Partially Successful Defendant In Anti-SLAPP Motion Proceeding Only Awarded One-Tenth of Requested Fees

Fourth District, Division Two Adopts Discretionary Factor Test Set Forth In Mann.

            Patent litigation, which is likely a battle for well-heeled litigants, frequently spawns satellite litigation after someone prevails in federal court.  That is exactly what happened in the next case, where the predominant victor then sued for abuse of process and malicious prosecution.  The loser “SLAPPed” the abuse of process claim, but did not escape on the malicious prosecution claim.  The SLAPP partial victor (the federal court loser) moved for an award of mandatory attorney’s fees under Code of Civil Procedure section 425.16(c).  The trial judge awarded the partially successful SLAPP litigant $1,500 in fees, a mere one-tenth of the $10,230 in requested fees.  Although appealing both the denial of the malicious prosecution unsuccessful SLAPP and the abuse of process fee award, the Fourth District, Division Two—in a 3-0 decision by Justice Miller—affirmed both orders.  The panel did not find the fee award was too paltry.

            In Tamarack Scientific Co., Inc. v. Ultratech, Inc., Case No. E042626 (4th Dist., Div. 2 July 11, 2008) (unpublished), the appellate panel found there was no abuse of discretion in the one-tenth fee recovery awarded by the trial judge.  In so doing, the Tamarack Scientific court adopted the SLAPP fee award test enunciated in Mann v. Quality Old Time Service, Inc., 139 Cal.App.4th 328, 344-345 (2006), a test specially formulated for defendants who are only partially successful in SLAPP motion outcomes.

            Mann decided that a partially successful SLAPP defendant should not be entitled to obtain a fee recovery as a matter of right.  Instead, a partially successful plaintiff should not be required to bear the entire cost of anti-SLAPP litigation where defendant scored a minor victory and the thrust of plaintiff’s complaint remains intact.  Tamarack Scientific, in line with Mann, agreed that the following factors should be considered when determining a fee award for a partially successful defendant: (1) the extent to which the defendant’s litigation posture was advanced by the motion; (2) whether the same factual allegations remain to be litigated; (3) whether discovery and motion practice have been narrowed; (4) the extent to which future litigation expenses and strategy were impacted by the motion; and (5) miscellaneous factors such as the experience and abilities of the attorney and novelty and difficulty of the issues (lodestar enhancement factors).  See Slip Opn., at p. 30, quoting Mann, supra, 139 Cal.App.4th at 345. 

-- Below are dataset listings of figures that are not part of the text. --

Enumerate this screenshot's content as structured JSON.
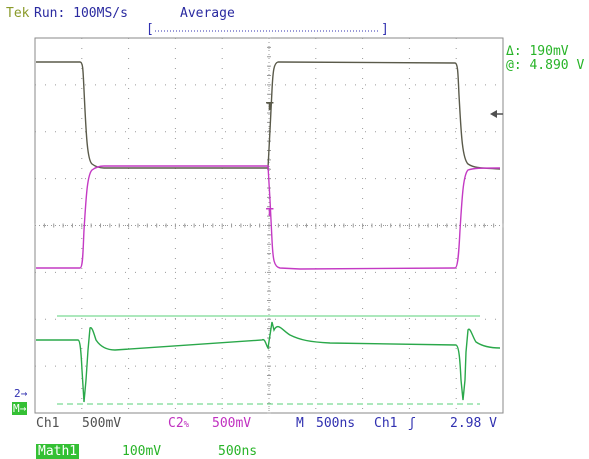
{
  "status": {
    "brand": "Tek",
    "run": "Run: 100MS/s",
    "mode": "Average"
  },
  "cursor_readout": {
    "delta": "Δ: 190mV",
    "at": "@: 4.890 V"
  },
  "channel_markers": {
    "ch2": "2→",
    "math": "M→"
  },
  "settings_bar": {
    "ch1_label": "Ch1",
    "ch1_scale": "500mV",
    "ch2_label": "C2",
    "ch2_suffix": "%",
    "ch2_scale": "500mV",
    "timebase_label": "M",
    "timebase_value": "500ns",
    "trigger_source": "Ch1",
    "trigger_level": "2.98 V"
  },
  "math_bar": {
    "label": "Math1",
    "scale": "100mV",
    "time": "500ns"
  },
  "colors": {
    "ch1": "#5a5a4a",
    "ch2": "#c43ac4",
    "math": "#2aa84a",
    "grid": "#9a9a9a",
    "readout": "#28b428"
  }
}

            Similar to the “pragmatic” test for determining section 1717 prevailing party status as enunciated in Hsu (see our “Leading Cases”), the Tamarack Scientific court stressed that the bottom line consideration for awarding fees to partially successful SLAPP defendants boils down to determining “the extent to which the motion changed the nature and character of the lawsuit in a practical way.”  (Slip Opn., at p. 30, quoting Mann.)  In fact, the appellate panel went on to eschew the “inextricably intertwined” test of Civil Code section 1717 in this particular context.

            The Court of Appeal also relied on language from Moran v. Endres, 135 Cal.App.4th 952, 956 (2006), where the appellate court determined that a defendant only obtaining dismissal of one claim may not be considered “successful” when all claims of a multi-count complaint are considered.  Applying both Mann and Moran, the Tamarack Scientific court found no abuse of discretion because the malicious prosecution claim remained, which meant the SLAPP victor still faced substantial exposure. 

The value of this decision is that two appellate courts now side with the partially successful defendant SLAPP test formulated in Mann.